Você compra um bilhete aéreo, chega no horário indicado, ocupa o seu lugar, cumpre as regras definidas pela companhia e é expulso violentamente da aeronave. A selvageria se deu no domingo 9, em um voo da United Airlines que ia de Chicago para Louisville, nos Estados Unidos.
Na terça-feira 11, um vídeo divulgado nas redes sociais mostra um homem retirado à força de um dos assentos do avião. Pelas imagens, é possível ver o médico David Dao sendo arrastado, no estreito corredor, por agentes de segurança. Em determinado momento, ele bate a boca em uma das poltronas e começa a sangrar. Em meio a gritos, os demais passageiros filmam a agressão contra Dao.
A cena bárbara ocorreu quando a companhia precisou acomodar quatro funcionários em função de overbooking (quando não há mais lugares livres) e escolheu aleatoriamente os que seriam retirados do voo.
O médico Dao foi um deles. “A companhia colocou o processo acima das pessoas de uma forma violenta”, diz Alexandre Slivinik, diretor do Institute Business Excellence, instituição sediada em Orlando com foco no atendimento ao cliente. “Mas ela subestimou a força das redes sociais.” Mais do que isso: a empresa, terceira maior do segmento nos EUA, perdeu US$ 1 bilhão em valor de mercado, mergulhou na maior crise de imagem de sua história e pode ter o presidente Óscar Múñoz afastado do cargo.
Múñoz cometeu o maior dos erros para um executivo em sua posição: não ficou ao lado do cliente. Pouco depois da agressão, o presidente da United disparou uma mensagem enfática defendendo a atuação dos funcionários da empresa. Ele afirmou que todos os procedimentos foram seguidos e que o passageiro agiu de forma abrupta. Logo após o comunicado, a companhia recebeu uma avalanche de críticas. “Grande parte das marcas que possuem capital aberto dá preferência aos investidores e não aos consumidores. Isso é um equívoco”, afirma Gabriel Rossi, professor de Marketing da ESPM.

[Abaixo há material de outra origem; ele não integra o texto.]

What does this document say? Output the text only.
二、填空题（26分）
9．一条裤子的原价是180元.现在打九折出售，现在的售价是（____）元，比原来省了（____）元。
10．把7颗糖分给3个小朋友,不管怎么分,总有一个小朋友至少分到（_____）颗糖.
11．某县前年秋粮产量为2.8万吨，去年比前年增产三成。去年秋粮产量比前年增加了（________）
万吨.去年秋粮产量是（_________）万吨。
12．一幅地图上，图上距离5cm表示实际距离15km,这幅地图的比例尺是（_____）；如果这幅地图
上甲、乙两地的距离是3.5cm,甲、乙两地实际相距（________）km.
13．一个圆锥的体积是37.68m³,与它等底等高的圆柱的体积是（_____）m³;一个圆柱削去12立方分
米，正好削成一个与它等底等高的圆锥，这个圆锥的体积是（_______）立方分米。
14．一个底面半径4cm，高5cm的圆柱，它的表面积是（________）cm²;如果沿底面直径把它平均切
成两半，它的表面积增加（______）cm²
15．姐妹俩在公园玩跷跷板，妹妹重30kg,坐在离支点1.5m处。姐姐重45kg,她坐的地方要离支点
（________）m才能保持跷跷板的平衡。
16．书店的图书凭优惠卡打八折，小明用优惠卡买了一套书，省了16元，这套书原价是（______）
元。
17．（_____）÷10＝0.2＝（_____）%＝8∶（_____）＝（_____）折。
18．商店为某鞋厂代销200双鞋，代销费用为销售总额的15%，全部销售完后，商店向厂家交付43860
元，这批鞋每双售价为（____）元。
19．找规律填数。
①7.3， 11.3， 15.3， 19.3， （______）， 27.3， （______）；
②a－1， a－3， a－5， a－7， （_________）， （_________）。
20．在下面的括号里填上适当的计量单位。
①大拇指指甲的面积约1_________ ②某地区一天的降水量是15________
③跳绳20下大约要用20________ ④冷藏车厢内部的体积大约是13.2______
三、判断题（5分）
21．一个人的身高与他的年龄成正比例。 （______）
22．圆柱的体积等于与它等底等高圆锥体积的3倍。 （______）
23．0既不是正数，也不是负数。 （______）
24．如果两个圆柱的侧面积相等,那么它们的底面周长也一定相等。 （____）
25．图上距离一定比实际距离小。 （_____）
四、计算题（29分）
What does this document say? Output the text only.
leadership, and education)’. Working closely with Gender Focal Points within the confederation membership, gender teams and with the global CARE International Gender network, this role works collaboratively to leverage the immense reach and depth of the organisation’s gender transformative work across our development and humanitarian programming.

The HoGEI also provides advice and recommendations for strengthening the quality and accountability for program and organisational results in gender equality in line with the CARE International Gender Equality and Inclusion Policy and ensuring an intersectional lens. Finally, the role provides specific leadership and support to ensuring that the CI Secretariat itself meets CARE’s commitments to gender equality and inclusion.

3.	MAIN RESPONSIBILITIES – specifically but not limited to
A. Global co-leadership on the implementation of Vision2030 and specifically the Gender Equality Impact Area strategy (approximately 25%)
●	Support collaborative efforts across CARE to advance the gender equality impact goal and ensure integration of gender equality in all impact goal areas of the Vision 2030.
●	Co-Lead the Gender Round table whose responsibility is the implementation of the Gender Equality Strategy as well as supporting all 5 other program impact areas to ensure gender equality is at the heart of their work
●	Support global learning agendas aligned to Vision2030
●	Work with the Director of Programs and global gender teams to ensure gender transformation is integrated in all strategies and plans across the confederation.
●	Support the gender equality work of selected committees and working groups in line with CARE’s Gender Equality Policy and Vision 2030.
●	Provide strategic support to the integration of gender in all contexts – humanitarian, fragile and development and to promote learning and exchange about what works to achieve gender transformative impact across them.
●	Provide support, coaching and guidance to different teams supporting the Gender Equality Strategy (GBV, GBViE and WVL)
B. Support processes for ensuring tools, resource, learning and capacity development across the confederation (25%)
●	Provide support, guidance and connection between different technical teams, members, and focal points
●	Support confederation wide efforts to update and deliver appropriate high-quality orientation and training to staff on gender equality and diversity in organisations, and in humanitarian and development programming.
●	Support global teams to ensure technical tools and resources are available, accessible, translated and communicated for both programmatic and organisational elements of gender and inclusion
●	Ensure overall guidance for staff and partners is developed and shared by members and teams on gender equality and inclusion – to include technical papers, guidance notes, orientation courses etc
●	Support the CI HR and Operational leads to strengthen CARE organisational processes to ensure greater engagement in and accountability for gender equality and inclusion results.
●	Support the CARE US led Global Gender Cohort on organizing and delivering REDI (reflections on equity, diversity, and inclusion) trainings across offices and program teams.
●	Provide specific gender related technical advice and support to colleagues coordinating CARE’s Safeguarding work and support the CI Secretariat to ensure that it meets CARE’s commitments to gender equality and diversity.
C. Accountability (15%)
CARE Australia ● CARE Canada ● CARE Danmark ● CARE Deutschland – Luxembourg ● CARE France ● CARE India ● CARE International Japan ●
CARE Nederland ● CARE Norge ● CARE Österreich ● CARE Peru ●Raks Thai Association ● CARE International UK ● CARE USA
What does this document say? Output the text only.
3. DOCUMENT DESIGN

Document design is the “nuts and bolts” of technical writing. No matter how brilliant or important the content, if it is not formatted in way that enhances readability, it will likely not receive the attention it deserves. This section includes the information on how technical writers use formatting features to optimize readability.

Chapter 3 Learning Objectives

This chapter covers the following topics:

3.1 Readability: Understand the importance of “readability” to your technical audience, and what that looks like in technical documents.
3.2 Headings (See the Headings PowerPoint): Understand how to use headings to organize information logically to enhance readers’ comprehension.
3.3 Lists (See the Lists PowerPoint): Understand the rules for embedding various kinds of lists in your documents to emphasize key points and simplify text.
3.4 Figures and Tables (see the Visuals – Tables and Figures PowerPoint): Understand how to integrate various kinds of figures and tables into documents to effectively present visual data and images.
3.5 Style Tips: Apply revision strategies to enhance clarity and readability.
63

O preço pago pela United foi alto. Após a viralização do vídeo, (que superou 5 milhões de visualizações em 24 horas) uma petição online, com mais de 77 mil assinaturas, pediu o boicote à empresa e a renúncia do presidente. Existe hoje, segundo Rossi, um fenômeno chamado “grownswell”, no qual consumidores se baseiam na experiência de pessoas comuns para escolher a marca que desejam. “Por isso, as imagens horríveis ganharam tanta força”, diz o especialista.
Recuperação
Agora, a empresa terá um imenso desafio pela frente. “A United vai ter que recontar sua história de uma forma autêntica, trazendo valores como respeito e conforto aos passageiros e mostrar que aprendeu com o erro”, afirma Rossi. Em situações de overbooking, o recomendado é que a tripulação pergunte se há voluntários para deixar a aeronave em troca de uma indenização em dinheiro ou em milhas. “Como as empresas pagam pelo tempo em que ficam no solo, elas tomam decisões pensando nos custos e não nos consumidores”, diz Slivinik. “É preciso mudar essa mentalidade: é mais vantajoso pagar indenizações do que gastar valores muito mais altos com eventuais processos morais.”
No caso do médico, o uso da força pelos agentes de segurança deve ser caracterizado como injúria pessoal. “O valor desse tipo de indenização pode chegar a US$ 2,5 milhões, ainda mais se somado ao constrangimento provocado pelas imagens que circularam por todo o mundo”, diz Daniel Toledo, especialista em legislação americana e diretor de uma consultoria de direito nos EUA.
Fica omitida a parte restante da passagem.